Japanese defence forces will participate for the first time in military exercises in Indonesia next month alongside the US and Australia, Japanese Prime Minister Fumio Kishida said on Wednesday after talks with Indonesian President Joko Widodo.
The two leaders also agreed to cooperate more closely on energy during their second meeting this year following one in late April, with Kishida saying Indonesia was a "key strategic partner for Japan".
Japan's Self-Defence Forces would take part in the Garuda Shield joint military exercises to be held in Indonesia from Aug 1 with the US, Australia and others, he added.

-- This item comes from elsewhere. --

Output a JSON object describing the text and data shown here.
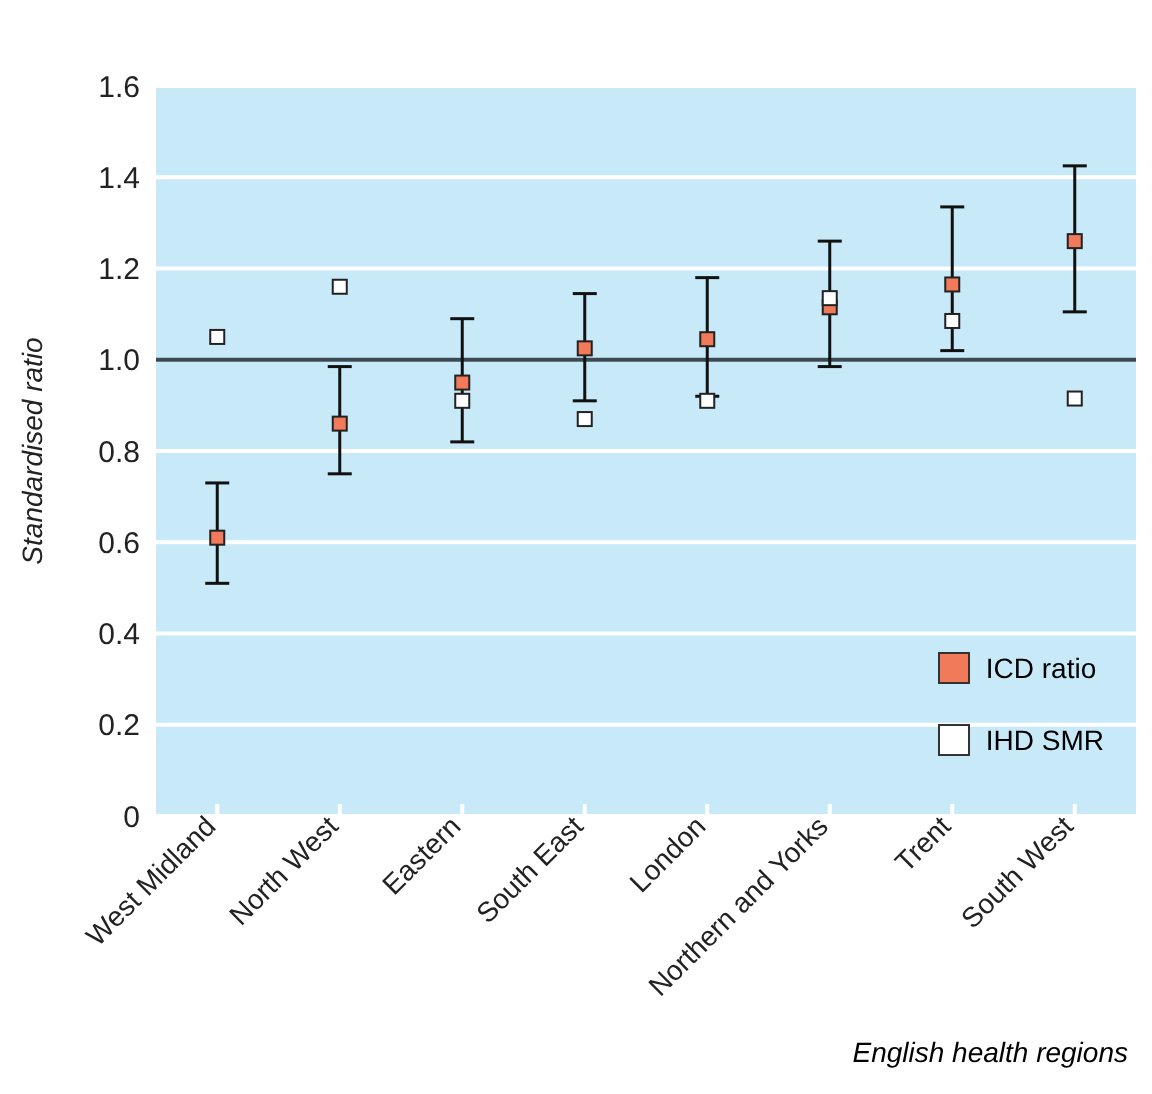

The annual exercises, typically between Indonesia and the US, will be "significantly larger in scope and scale" than previous years, the US has said.
Japan's involvement comes as Washington and its regional allies step up efforts to counter China's growing might in the Indo-Pacific region.
Japan also would loan the Indonesian government 43.6 billion yen (US$318 million) for infrastructure projects and disaster prevention, Kishida said.
Indonesia was Japan's 14th largest export market in 2020, at US$9.2 billion, according to IMF data compiled by Refinitiv. Indonesian imports into Japan totalled US$14.5 billion that year, making it Japan's 12th largest source of imports.
The Indonesian president visited China on Tuesday for talks with President Xi Jinping and Premier Li Keqiang in Beijing. The leaders pledged to scale up trade and expand cooperation in areas such as agriculture and food security.
Jokowi will meet Emperor Naruhito later on Wednesday.